An electrical terminal 42 is then affixed to the ribbon 26 at the terminal insert station. The terminal (FIG. 3) includes a platform 44 with a blocking portion 46 folded down along each side. A pin 48 extends downward on each side and has shoulders 50 formed thereon which are wider than the notches 40 and 41 in the ribbon 26. A pair of seating legs 52 and 54 (FIG. 4) extend downwards one on each side of the pin 48. The distance between the ends of the seating legs 52 and 54 and the shoulders 50 is only slightly larger than the thickness of the ribbon 26. A wire clamp 56 is positioned over the terminal 18 and includes a central opening 58 which is aligned with a threaded opening 60 in the terminal. A screw 62 extends through the opening 58 in the wire clamp and is in threaded engagement with the opening 60. The wire clamp 56 includes downwardly extending tabs 64 and 66 which engage the terminal to prevent the wire clamp from rotating when the screw is turned.

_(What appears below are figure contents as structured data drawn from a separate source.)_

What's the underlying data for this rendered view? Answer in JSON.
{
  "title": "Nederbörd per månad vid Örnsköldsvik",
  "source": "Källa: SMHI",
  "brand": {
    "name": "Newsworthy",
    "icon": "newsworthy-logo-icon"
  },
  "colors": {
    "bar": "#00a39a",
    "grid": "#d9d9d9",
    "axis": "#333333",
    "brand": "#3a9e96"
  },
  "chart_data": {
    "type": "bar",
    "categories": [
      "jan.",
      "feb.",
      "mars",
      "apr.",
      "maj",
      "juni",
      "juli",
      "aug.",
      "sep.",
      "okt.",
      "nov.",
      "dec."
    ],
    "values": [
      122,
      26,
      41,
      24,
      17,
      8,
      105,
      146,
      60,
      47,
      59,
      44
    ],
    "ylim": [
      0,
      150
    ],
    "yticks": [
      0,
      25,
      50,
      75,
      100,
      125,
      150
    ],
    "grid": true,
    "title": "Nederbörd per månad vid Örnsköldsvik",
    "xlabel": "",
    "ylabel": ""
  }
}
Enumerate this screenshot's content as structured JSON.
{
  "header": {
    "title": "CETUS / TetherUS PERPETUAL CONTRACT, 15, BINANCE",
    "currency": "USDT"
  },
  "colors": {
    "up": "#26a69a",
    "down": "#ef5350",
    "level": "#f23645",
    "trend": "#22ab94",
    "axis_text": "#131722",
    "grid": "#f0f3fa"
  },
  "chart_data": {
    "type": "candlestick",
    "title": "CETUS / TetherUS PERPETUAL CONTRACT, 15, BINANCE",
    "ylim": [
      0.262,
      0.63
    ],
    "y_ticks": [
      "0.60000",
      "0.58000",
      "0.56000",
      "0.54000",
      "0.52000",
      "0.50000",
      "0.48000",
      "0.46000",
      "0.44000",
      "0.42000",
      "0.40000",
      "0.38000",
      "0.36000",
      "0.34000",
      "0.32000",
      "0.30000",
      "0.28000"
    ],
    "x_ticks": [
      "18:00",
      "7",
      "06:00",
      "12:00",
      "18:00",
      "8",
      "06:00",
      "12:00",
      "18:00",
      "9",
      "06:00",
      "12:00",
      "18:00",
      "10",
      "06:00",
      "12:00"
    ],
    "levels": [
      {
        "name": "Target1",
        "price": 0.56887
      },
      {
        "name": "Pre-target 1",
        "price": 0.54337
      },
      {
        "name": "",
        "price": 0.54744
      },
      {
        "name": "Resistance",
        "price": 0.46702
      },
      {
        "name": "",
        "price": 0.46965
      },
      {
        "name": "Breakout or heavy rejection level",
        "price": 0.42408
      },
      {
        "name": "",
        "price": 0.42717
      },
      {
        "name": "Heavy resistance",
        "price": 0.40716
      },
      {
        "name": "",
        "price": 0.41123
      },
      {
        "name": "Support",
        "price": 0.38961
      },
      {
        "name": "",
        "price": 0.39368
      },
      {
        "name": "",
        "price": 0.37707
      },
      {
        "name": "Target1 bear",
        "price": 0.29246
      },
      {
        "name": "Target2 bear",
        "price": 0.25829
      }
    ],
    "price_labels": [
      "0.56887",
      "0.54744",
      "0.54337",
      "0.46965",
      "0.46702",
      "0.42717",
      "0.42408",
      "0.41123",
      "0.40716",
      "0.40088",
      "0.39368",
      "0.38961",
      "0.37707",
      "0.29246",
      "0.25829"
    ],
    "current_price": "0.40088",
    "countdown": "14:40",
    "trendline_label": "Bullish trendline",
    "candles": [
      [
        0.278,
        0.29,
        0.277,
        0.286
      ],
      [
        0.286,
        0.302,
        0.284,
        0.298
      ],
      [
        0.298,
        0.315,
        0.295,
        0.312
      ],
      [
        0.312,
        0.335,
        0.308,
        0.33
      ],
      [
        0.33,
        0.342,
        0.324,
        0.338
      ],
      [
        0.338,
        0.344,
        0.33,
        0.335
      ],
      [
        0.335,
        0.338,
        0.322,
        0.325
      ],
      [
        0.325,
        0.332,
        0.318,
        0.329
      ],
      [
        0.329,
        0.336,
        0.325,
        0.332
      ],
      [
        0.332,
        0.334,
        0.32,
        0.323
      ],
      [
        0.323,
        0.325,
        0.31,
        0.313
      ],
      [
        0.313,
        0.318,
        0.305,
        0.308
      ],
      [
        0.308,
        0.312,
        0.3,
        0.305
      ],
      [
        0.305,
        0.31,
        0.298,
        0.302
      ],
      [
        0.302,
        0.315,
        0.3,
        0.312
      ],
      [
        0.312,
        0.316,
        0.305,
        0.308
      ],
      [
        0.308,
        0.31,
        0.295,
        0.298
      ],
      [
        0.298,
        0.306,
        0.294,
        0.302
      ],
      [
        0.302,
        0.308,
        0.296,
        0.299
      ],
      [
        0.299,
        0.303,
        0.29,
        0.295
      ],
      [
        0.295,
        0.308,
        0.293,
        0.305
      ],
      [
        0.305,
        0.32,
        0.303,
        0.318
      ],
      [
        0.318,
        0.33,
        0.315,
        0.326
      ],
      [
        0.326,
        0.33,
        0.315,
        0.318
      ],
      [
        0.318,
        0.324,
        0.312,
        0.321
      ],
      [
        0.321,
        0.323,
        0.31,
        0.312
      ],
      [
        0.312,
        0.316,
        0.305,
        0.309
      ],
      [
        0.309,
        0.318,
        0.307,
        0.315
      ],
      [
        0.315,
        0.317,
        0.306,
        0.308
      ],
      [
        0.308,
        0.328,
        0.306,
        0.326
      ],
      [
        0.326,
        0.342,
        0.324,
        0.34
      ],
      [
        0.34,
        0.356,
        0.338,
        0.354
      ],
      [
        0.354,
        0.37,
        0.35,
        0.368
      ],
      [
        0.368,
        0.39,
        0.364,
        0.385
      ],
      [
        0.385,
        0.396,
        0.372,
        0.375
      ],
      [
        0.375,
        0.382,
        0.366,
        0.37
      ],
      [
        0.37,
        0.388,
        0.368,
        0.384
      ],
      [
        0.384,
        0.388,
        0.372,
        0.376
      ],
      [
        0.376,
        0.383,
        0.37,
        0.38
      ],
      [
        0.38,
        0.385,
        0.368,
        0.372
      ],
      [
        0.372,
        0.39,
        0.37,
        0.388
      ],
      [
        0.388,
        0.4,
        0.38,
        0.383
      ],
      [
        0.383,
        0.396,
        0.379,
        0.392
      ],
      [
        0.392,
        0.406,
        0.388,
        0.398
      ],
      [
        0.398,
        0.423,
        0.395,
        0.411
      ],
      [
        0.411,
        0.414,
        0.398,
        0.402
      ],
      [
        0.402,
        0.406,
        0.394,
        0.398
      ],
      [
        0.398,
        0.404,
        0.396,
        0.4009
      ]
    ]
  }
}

As shown in FIGS. 2 and 3, the edges of the ribbon 26 are pressed inward toward each other and the ribbon is bunched up at the terminal insert station, and the pins 48 are positioned in the notches 40 and 41 on the edges of the ribbon 26. The ribbon 26 is then allowed to expand back and the seating legs 52 and 54 engage the top of the ribbon and the shoulders 50 engage the bottom of the ribbon to hold the terminal in position. The side walls of the notches 40 and 41 prevent the terminal from sliding longitudinally. The ribbon 26 with the terminals 42 attached is wound onto a suitable roll, not shown.
The supply roll may be taken to the point of assembly where a terminal strip is to be used. This is demonstrated in FIG. 4 of the drawings. The plastic ribbon 26 is compressed longitudinally and the ribbon folds at the score lines 32, 34 and 36 to form an upwardly extending barrier 70. The pins 48 are inserted through openings 72 in a printed circuit board 74. The pins 48 are wave soldered to the foil side of the printed circuit board in conventional fashion as indicated at 76.
A typical wire connection can be made at the top of the terminal strip by inserting the bare end 78 of wire 80 between the platform 44 on top of terminal 42 and the bottom of wire clamp 56. The wire cannot be inadvertently inserted beneath the terminal because of the blocking portion 46. The screw is tightened into the terminal 42 and the end of the screw extends into the opening beneath the platform 44 on terminal 42. Any number of barriers can be provided by cutting the proper length of plastic ribbon. The center distance between terminals is established by contracting or expanding the ribbon longitudinally. If the next job at the work station requires a different center distance and/or different numbers of barriers, this can be provided from the same supply roll. Also, if desired, different center distances can be provided on the same terminal strip.
Hold-down openings 82 (FIG. 4) can be provided in the ribbon to accommodate fasteners for affixing the ribbon 26 to a work piece.
The invention has been described in a preferred embodiment. It will be appreciated by those skilled in the art that variations from this embodiment can be made without departing from the scope of the invention.